Snowmelt transport of neonicotinoid insecticides to Canadian Prairie wetlands

•Sources of neonicotinoid contamination to wetlands before spring seeding.•Neonicotinoid residues were detected in bottom-layer snow, particulate, and meltwater.•Snow meltwater transports neonicotinoids from previously treated fields to wetlands.•Temporary wetlands are at greater risk for neonicotinoid contamination.

During the growing season, neonicotinoid insecticides are frequently transported to surface water systems after rainfall events. However, detectable levels of neonicotinoids have also been found in wetlands during early spring, after ice-off but before crop seeding, representing an unexpected long-term exposure risk for aquatic organisms.

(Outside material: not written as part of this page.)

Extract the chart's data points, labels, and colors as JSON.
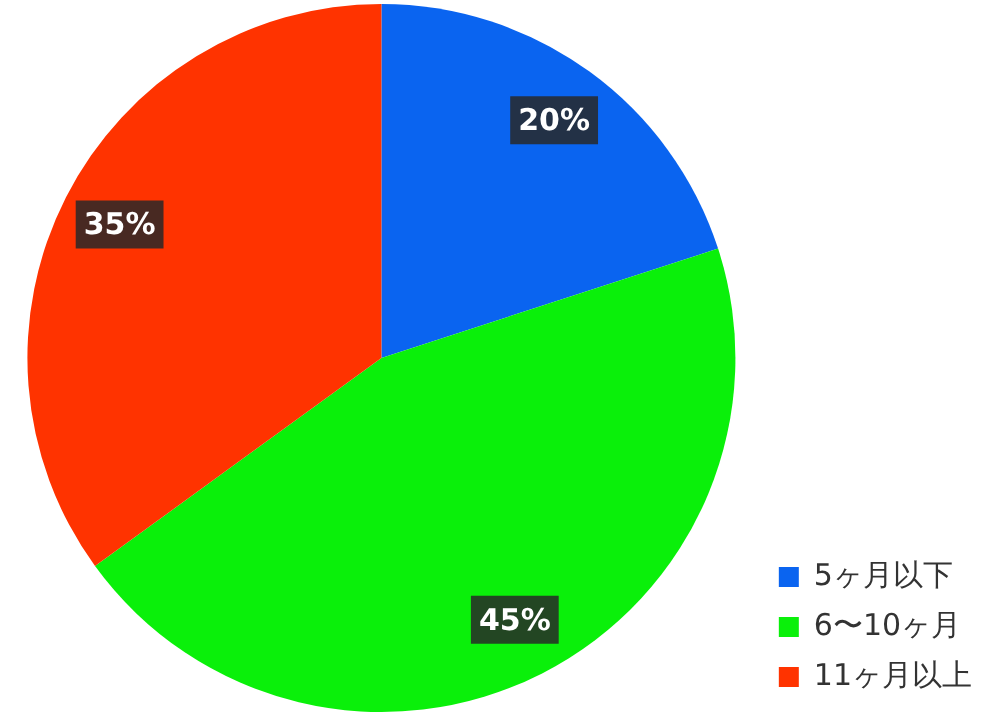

This suggests long-term persistence, though origins and transport mechanisms remain unknown. We sampled 16 agricultural fields in the Canadian Prairies to investigate whether snow meltwater, particulate matter, top- (15 cm) or bottom-layer (15 cm) snow were potential sources of spring neonicotinoid contamination to receiving wetlands. Agricultural fields were selected based on the previous year’s crop: eight canola fields (clothianidin-treated seed) and eight oat fields (un-treated). We further sampled the wetlands draining those same oat and canola fields from ice-off to seeding to assess changes in neonicotinoid concentrations over time. Top-layer snow was below the limit of quantification for both canola and oat fields. Neonicotinoid concentrations (sum of clothianidin and thiamethoxam) were highest in meltwater (canola, mean: 267 ± 72.2 ng L−1; max: 633), but also detected in bottom-layer snow (oat, mean: 36.1 ± 9.18 ng L−1; max: 92.9), and soil particulate matter (canola, mean: 10.2 ± 1.82 μg/kg; max: 17.2). Concentrations in meltwater showed a stronger relationship (R2 = 0.35) with initial concentrations in wetland water than any other source type. Temporary wetland hydrology is largely fed by meltwater thus spring total neonicotinoid concentrations were higher in temporary wetlands than seasonal/semi-permanent wetlands (P = 0.003). Only clothianidin was detected in soil particulate matter samples, including from oat fields not treated the year before, confirming this compound can persist over multiple years under local field conditions. The results of this study suggest that under normal agricultural practices, wetlands in colder climates are likely to be contaminated even before seeding occurs through persistence of neonicotinoids in soil and transport by snowmelt and particulate to surface water during spring runoff.